What is the financial value of social media exposure by influencers? Do said influencers deserved to be publicly shamed for proposing exposure as payment?
Those are questions that have grappled Indonesia’s netizens since one of the country’s most famous influencers allegedly proposed to pay businesses not with money, but with exposure on her social media channels in exchange for their services.
Karin Novilda, who is popularly known by her social media persona Awkarin, and her talent management agency, A Team, have been accused of exploiting her popularity to do just that on several occasions over the past couple of weeks.
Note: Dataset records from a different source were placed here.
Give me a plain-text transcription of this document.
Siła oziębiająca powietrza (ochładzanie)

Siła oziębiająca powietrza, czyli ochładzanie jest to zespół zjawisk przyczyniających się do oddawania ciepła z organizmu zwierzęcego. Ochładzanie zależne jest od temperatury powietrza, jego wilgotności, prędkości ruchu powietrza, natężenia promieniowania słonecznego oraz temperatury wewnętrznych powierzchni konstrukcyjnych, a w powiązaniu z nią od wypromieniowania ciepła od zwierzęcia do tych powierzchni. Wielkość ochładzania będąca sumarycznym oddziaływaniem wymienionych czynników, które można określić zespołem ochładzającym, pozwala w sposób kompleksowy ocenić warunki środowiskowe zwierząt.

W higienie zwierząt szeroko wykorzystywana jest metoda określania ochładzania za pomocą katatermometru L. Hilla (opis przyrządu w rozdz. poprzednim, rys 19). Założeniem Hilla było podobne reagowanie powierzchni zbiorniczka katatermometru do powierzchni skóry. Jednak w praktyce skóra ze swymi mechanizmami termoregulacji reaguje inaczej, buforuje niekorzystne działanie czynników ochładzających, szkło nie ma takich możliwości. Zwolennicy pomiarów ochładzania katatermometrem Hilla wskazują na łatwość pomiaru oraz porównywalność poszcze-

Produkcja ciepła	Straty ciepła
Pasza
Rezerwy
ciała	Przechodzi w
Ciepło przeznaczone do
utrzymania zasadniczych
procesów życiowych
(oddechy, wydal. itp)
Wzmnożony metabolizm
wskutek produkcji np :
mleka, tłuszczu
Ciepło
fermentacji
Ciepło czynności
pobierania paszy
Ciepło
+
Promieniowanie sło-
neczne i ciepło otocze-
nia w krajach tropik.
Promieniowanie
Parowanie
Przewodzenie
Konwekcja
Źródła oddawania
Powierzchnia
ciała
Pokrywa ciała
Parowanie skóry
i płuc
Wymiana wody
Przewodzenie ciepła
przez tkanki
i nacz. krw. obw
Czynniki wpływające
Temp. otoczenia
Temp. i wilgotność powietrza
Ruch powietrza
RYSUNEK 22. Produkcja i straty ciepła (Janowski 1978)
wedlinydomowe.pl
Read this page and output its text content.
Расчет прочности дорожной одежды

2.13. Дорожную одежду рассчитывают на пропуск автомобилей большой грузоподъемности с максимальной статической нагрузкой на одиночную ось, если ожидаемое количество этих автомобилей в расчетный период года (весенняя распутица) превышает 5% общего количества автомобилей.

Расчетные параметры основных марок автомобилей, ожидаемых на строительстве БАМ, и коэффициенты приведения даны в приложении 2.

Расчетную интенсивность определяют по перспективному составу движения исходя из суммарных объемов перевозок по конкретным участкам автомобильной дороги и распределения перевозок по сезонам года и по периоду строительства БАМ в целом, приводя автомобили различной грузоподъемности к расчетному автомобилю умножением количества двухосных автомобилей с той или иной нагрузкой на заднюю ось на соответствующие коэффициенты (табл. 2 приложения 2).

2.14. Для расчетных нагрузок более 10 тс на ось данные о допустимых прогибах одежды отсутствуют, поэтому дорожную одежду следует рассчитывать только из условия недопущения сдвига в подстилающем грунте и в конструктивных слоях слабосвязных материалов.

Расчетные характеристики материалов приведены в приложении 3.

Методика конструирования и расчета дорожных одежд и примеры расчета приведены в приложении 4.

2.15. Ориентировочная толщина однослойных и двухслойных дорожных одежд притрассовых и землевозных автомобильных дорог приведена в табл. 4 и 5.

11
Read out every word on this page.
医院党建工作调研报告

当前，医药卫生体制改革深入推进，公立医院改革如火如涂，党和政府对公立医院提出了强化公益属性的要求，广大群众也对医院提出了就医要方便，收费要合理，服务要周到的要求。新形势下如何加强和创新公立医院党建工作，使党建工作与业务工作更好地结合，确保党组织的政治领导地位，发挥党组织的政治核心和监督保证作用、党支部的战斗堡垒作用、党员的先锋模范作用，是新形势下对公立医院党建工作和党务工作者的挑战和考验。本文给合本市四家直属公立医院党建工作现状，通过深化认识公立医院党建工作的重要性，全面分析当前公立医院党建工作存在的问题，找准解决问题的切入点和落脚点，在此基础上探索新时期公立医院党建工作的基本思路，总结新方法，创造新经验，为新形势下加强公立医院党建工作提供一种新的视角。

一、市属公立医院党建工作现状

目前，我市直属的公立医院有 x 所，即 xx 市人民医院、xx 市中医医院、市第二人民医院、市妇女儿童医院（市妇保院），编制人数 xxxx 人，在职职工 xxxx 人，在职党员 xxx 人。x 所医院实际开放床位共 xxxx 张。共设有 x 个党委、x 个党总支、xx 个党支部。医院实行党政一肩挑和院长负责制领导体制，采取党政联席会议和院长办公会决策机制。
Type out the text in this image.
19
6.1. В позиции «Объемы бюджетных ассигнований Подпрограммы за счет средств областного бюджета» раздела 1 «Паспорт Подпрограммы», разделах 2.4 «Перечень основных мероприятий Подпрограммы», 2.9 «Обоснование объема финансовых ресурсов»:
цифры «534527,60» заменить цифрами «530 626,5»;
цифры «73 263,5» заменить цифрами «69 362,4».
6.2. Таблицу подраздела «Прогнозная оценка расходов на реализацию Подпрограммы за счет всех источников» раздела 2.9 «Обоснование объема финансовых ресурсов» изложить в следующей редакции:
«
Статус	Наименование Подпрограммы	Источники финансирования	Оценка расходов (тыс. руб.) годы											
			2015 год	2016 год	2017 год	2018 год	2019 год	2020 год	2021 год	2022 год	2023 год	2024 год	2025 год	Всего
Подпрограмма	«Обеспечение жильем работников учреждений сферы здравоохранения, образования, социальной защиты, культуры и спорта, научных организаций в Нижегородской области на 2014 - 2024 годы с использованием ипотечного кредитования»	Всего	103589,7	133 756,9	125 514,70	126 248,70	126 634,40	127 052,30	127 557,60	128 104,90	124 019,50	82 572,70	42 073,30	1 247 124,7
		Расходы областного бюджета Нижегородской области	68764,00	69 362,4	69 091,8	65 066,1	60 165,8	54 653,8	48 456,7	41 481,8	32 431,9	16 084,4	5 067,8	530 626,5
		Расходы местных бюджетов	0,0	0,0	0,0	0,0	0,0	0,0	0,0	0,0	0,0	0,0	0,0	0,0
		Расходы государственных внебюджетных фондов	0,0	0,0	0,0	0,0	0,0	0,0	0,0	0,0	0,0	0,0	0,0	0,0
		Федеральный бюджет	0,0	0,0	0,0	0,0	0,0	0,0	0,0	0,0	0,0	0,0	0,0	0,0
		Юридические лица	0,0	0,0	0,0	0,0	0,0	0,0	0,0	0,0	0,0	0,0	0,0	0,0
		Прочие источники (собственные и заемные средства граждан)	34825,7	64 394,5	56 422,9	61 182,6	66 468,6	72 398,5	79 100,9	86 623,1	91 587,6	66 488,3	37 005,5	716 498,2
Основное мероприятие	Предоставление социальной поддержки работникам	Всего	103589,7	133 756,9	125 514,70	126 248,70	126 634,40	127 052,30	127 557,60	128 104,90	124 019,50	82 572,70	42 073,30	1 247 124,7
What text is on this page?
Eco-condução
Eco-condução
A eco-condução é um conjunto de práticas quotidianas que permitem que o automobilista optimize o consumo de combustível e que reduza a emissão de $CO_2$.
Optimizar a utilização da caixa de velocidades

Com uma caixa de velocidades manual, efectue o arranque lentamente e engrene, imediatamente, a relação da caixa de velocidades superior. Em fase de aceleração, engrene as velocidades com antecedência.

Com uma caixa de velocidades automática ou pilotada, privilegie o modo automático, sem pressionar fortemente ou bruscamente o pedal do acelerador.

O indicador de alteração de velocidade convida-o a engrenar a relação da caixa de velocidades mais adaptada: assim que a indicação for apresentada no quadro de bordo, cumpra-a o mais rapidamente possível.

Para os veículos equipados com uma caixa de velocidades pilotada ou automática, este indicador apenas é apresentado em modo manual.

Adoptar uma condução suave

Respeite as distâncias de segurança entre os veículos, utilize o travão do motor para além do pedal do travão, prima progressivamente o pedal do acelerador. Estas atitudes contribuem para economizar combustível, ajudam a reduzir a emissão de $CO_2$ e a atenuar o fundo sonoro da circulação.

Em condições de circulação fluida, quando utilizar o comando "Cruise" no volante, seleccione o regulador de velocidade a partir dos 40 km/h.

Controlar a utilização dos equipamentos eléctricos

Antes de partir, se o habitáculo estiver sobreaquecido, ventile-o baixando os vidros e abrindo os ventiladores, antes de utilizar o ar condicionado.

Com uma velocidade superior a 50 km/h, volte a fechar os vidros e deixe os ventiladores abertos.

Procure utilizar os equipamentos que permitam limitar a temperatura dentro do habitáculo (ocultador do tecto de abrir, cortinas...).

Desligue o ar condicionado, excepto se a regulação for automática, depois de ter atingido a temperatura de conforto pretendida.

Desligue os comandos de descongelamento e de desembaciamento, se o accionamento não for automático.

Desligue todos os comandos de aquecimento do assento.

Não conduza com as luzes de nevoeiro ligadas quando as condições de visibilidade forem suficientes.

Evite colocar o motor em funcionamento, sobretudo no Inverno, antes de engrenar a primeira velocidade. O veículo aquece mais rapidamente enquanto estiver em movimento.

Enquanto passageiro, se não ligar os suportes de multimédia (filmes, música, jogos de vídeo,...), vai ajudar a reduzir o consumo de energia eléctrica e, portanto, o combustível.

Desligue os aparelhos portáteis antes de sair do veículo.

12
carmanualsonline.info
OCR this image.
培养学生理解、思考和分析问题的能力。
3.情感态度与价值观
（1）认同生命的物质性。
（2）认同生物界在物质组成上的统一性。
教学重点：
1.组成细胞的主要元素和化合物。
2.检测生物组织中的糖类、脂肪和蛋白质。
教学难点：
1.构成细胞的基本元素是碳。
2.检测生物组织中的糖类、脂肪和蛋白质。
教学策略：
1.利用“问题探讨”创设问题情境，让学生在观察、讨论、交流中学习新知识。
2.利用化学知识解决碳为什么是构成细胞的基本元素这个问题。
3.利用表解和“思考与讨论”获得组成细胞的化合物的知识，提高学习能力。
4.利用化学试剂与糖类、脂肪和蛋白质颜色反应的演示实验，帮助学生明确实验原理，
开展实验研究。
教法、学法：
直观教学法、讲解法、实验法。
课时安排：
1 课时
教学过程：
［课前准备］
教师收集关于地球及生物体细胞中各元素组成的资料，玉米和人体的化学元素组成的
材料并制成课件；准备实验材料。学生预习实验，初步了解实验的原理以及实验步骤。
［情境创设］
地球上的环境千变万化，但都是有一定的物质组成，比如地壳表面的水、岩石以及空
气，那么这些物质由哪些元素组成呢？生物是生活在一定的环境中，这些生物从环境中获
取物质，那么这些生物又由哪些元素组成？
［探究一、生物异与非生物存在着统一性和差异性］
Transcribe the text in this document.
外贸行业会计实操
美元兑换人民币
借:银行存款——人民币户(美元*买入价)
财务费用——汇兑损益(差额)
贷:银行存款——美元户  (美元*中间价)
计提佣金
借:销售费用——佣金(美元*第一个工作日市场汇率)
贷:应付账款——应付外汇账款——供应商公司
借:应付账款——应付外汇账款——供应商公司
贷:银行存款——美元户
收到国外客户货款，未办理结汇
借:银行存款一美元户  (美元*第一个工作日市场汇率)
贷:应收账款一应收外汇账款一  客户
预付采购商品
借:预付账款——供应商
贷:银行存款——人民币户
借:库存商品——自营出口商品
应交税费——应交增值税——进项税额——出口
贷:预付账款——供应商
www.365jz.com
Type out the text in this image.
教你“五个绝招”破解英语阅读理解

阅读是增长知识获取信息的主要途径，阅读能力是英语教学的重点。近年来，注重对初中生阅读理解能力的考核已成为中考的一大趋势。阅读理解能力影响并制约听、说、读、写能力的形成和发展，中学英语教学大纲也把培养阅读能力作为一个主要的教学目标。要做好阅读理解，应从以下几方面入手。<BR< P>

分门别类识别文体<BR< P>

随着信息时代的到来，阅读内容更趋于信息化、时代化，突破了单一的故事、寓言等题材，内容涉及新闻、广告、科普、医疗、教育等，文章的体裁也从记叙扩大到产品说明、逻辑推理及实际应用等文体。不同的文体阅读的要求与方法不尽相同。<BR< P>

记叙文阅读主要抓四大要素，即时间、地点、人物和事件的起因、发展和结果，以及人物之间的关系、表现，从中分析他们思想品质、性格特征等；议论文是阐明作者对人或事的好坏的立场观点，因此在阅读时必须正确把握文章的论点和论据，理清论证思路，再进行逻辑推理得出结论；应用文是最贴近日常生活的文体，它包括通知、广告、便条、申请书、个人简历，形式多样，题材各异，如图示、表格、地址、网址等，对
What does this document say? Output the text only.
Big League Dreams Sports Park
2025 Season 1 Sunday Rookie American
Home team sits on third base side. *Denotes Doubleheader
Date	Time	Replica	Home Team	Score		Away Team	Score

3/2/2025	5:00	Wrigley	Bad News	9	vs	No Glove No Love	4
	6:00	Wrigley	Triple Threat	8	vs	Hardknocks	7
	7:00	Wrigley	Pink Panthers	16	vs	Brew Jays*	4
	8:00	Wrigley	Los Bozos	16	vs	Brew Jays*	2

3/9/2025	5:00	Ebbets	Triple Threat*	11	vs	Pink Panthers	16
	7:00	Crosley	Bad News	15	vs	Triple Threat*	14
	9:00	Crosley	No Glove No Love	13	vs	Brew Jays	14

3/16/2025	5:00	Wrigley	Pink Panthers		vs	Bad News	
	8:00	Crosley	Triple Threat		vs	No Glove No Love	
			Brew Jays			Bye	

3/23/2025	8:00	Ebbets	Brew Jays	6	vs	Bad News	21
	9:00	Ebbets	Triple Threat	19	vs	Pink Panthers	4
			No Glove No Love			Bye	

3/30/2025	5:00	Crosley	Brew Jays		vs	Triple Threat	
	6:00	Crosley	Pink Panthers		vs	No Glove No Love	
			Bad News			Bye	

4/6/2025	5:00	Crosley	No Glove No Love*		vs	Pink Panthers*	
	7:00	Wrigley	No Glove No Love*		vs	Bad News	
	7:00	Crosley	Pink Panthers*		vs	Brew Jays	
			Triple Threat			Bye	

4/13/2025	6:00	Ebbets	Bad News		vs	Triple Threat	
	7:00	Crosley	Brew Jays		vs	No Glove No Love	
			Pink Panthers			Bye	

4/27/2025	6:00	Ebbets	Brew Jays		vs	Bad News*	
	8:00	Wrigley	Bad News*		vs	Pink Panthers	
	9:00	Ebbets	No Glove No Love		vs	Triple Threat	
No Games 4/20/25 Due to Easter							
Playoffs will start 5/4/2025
It began with a tweet earlier in the month in which Awkarin asked for help from netizens to find her an event organizer who was willing to be paid in social media posts.
“Twitter please do your magic. I’m looking for an available EO for 7, 8, 9 August who want to collab (in exchange for exposure) for A Team’s retreat event,” Awkarin wrote in a now-deleted tweet.
That tweet prompted a torrent criticism against the social media star, who was widely mocked for what netizens said was a false sense of entitlement common among social media influencers.
Please welcome, the latest payment method: E X P O S U R E pic.twitter.com/kH5bg08pBl
— ⋆ (@RistyRianda) August 5, 2019
Then, earlier this week, a radio host posted screenshots of a chat conversation between a man named Dharma Santhika, who appears to run a lounge in South Jakarta, and Awkarin as well as members of her A Team.
Mau bikin event di bar tp bayarnya pake exposure. dah gitu aja tweetnya
cr: ig @ajung.scamy pic.twitter.com/5OruNNTwnE
— · Gerald Gerald · (@_geraldgerald_) August 13, 2019
In the first screenshot, an A Team rep asks Dharma if they could use his lounge for a music launch event for two musicians repped by agency. The A Team member promises “promotion on Instagram Stories” for use of the venue.
“I wonder how much it will be if exposure can be valued in rupiah,” Dharma mockingly replied in the chat.
The second screenshot shows Awkarin herself sending a DM to Dharma, reprimanding him for posting the screenshots online and treating the A Team rep with disrespect.
“If it’s not possible then you could’ve just rejected [the rep],” she wrote to Dharma.
Dharma responded by saying that Awkarin should’ve known better about the ethics of the promotions business but apologized nonetheless for publicly mocking A Team.
Today, Awkarin is one of the biggest social media influencers in the country with over 4.6 Instagram followers and 1.3 million subscribers on Youtube. Like any other influencer, Awkarin gets most of her income from paid promotions and she can reportedly charge millions of rupiah for one Instagram post due to her massive audience.
Influencers feeling like they’re entitled to many of life’s perks because of how many likes they have is certainly not uncommon. While many would argue that proposing to pay in exposure is condescending and arrogant, even for the most influential of influencers, is shaming them online and revealing private business negotiations to the public equally inappropriate?
The question is especially relevant in Indonesia, where all kinds of online defamation are punishable by imprisonment under the controversial Information and Electronic Transactions Act (UU ITE). Influencers should know better by now than to insult businesses with propositions of payment with exposure, while businesses should know that maintaining confidentiality in their dealings can be a virtue as well.